The bigger the scope of a synchronization context, the easier it is to manage, but the less the opportunity for useful concurrency. At the other end of the scale, separate synchronization contexts invite deadlocks. For example:
[Synchronization]
public class Deadlock : ContextBoundObject
{ public DeadLock Other; public void Demo() { Thread.Sleep (1000); Other.Hello(); } void Hello() { Console.WriteLine ("hello"); }
}
public class Test
{ static void Main() { Deadlock dead1 = new Deadlock(); Deadlock dead2 = new Deadlock(); dead1.Other = dead2; dead2.Other = dead1; new Thread (dead1.Demo).Start(); dead2.Demo(); }
}
Because each instance of Deadlock
is created within Test
— an unsynchronized class — each instance will gets its own synchronization context, and hence, its own lock. When the two objects call upon each other, it doesn’t take long for the deadlock to occur (one second, to be precise!) The problem would be particularly insidious if the Deadlock
and Test
classes were written by different programming teams. It may be unreasonable to expect those responsible for the Test
class to be even aware of their transgression, let alone know how to go about resolving it. This is in contrast to explicit locks, where deadlocks are usually more obvious.
Reentrancy
A thread-safe method is sometimes called reentrant, because it can be preempted part way through its execution, and then called again on another thread without ill effect. In a general sense, the terms thread-safe and reentrant are considered either synonymous or closely related.

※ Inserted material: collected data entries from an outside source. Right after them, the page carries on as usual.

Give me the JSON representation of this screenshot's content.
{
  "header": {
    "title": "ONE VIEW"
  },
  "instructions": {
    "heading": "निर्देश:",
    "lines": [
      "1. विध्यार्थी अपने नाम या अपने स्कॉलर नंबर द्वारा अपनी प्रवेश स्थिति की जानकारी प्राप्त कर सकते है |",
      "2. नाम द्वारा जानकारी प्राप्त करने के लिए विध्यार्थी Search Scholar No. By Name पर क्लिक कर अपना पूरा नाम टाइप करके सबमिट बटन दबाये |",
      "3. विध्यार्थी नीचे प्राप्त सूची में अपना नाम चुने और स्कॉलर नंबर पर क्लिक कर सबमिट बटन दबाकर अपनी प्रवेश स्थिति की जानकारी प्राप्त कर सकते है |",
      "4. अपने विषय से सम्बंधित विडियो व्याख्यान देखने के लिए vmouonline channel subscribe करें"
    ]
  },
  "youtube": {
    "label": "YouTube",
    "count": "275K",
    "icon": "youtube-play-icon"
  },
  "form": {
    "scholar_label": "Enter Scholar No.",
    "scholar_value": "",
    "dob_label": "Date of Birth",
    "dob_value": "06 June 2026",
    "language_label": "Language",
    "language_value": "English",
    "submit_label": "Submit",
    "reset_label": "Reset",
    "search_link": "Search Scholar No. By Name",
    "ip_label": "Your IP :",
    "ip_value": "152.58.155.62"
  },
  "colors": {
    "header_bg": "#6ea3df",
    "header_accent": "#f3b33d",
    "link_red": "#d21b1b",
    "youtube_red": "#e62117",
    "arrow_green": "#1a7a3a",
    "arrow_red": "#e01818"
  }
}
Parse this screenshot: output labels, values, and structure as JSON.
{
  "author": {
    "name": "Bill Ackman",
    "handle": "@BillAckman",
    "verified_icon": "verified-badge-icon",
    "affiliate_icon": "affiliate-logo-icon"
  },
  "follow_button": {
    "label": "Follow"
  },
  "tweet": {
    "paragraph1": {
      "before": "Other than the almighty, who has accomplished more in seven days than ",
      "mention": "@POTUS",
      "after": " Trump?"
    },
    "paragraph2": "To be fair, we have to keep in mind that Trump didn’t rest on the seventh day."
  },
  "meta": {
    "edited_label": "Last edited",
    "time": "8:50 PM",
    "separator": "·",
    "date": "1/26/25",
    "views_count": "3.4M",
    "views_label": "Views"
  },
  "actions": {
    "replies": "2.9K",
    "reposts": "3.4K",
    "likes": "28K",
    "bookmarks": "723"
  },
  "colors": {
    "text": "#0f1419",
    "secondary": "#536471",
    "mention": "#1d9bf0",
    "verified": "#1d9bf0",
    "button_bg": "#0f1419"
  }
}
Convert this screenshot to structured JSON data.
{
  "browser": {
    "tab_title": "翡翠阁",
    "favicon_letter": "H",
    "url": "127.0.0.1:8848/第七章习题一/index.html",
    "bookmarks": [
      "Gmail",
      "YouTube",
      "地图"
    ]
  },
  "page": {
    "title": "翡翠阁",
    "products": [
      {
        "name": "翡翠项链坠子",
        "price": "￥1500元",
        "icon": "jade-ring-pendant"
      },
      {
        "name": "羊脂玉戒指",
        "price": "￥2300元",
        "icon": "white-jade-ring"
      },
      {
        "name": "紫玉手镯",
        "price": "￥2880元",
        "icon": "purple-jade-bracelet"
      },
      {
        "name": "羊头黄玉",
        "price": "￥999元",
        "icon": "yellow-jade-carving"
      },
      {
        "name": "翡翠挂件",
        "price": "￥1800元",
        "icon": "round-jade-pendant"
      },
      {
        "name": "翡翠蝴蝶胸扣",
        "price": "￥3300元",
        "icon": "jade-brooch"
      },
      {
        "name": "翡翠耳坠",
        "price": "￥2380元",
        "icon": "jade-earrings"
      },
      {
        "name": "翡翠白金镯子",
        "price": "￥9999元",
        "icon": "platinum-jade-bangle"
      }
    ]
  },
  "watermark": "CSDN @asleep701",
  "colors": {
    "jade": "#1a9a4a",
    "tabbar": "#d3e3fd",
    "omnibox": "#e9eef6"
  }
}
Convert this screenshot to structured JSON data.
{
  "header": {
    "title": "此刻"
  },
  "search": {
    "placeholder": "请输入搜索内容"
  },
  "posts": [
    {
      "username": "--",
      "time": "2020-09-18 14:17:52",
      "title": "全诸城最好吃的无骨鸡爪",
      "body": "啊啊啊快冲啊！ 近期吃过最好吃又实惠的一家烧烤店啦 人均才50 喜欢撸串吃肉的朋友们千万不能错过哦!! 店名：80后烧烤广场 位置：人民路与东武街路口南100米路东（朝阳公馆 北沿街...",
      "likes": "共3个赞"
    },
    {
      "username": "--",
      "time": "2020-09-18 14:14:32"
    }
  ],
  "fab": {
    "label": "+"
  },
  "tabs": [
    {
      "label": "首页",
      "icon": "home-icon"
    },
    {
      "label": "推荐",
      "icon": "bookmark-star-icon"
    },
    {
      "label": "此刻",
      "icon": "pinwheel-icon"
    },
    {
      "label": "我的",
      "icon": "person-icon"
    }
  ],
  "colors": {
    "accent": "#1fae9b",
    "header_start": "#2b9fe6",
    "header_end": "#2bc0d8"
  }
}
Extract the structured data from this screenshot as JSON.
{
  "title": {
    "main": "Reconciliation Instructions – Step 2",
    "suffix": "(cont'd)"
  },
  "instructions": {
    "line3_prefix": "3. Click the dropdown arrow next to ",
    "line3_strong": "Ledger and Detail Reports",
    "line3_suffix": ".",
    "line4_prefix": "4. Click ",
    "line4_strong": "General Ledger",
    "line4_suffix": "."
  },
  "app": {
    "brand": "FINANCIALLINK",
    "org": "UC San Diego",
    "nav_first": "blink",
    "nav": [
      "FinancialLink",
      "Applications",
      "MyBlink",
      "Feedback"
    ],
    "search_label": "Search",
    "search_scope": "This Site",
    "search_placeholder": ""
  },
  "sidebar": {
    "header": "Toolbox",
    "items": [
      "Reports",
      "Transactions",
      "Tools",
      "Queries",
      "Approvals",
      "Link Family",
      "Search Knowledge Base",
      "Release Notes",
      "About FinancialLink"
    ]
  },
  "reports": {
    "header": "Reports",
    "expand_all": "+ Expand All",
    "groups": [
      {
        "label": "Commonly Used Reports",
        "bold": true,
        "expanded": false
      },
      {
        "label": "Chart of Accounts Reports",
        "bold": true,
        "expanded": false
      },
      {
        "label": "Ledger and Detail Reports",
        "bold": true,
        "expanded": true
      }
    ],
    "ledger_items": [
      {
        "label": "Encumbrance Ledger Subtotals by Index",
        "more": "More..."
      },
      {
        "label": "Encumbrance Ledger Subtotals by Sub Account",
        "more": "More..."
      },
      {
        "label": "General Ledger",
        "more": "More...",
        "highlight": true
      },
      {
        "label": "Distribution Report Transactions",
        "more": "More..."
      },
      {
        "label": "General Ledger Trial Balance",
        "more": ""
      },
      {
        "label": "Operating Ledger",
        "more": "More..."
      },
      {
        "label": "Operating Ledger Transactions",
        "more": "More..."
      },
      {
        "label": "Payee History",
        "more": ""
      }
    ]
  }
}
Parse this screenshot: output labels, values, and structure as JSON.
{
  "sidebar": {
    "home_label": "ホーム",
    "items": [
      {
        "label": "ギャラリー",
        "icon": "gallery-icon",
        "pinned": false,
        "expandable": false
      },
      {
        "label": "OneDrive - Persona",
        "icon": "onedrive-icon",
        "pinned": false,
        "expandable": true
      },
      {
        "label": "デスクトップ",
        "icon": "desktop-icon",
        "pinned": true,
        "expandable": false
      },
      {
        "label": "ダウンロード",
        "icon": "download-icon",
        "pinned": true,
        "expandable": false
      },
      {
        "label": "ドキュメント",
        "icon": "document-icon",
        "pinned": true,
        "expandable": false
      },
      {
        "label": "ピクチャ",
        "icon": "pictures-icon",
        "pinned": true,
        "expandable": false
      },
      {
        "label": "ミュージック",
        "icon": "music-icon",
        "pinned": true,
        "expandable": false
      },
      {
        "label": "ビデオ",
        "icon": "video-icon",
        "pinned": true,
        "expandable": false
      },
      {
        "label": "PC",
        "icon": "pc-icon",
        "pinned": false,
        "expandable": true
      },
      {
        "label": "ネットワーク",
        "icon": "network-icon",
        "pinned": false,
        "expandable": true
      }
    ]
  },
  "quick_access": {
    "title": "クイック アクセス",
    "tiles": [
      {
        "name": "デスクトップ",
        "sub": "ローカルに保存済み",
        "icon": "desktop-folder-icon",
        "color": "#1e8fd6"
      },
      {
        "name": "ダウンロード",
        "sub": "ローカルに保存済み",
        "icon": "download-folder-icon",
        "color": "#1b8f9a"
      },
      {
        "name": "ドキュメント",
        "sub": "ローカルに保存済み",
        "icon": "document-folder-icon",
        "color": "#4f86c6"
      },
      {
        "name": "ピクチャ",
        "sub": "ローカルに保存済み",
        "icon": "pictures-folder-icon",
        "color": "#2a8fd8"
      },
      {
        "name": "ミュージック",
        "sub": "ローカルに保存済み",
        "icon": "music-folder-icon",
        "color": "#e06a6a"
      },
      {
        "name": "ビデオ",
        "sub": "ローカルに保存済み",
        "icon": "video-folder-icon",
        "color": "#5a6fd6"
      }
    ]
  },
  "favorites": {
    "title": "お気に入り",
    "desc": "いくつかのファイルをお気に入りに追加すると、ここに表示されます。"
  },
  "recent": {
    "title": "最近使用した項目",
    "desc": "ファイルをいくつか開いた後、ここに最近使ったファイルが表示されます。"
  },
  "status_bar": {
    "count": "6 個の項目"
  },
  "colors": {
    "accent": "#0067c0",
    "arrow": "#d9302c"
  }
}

Reentrancy, however, has another more sinister connotation in automatic locking regimes. If the Synchronization
attribute is applied with the reentrant
argument true:
[Synchronization(true)]
then the synchronization context’s lock will be temporarily released when execution leaves the context. In the previous example, this would prevent the deadlock from occurring; obviously desirable. However, a side effect is that during this interim, any thread is free to call any method on the original object (“re-entering” the synchronization context) and unleashing the very complications of multithreading one is trying to avoid in the first place. This is the problem of reentrancy.
Because [Synchronization(true)]
is applied at a class-level, this attribute turns every out-of-context method call made by the class into a Trojan for reentrancy.
While reentrancy can be dangerous, there are sometimes few other options. For instance, suppose one was to implement multithreading internally within a synchronized class, by delegating the logic to workers running objects in separate contexts. These workers may be unreasonably hindered in communicating with each other or the original object without reentrancy.
This highlights a fundamental weakness with automatic synchronization: the extensive scope over which locking is applied can actually manufacture difficulties that may never have otherwise arisen. These difficulties — deadlocking, reentrancy, and emasculated concurrency — can make manual locking more palatable in anything other than simple scenarios.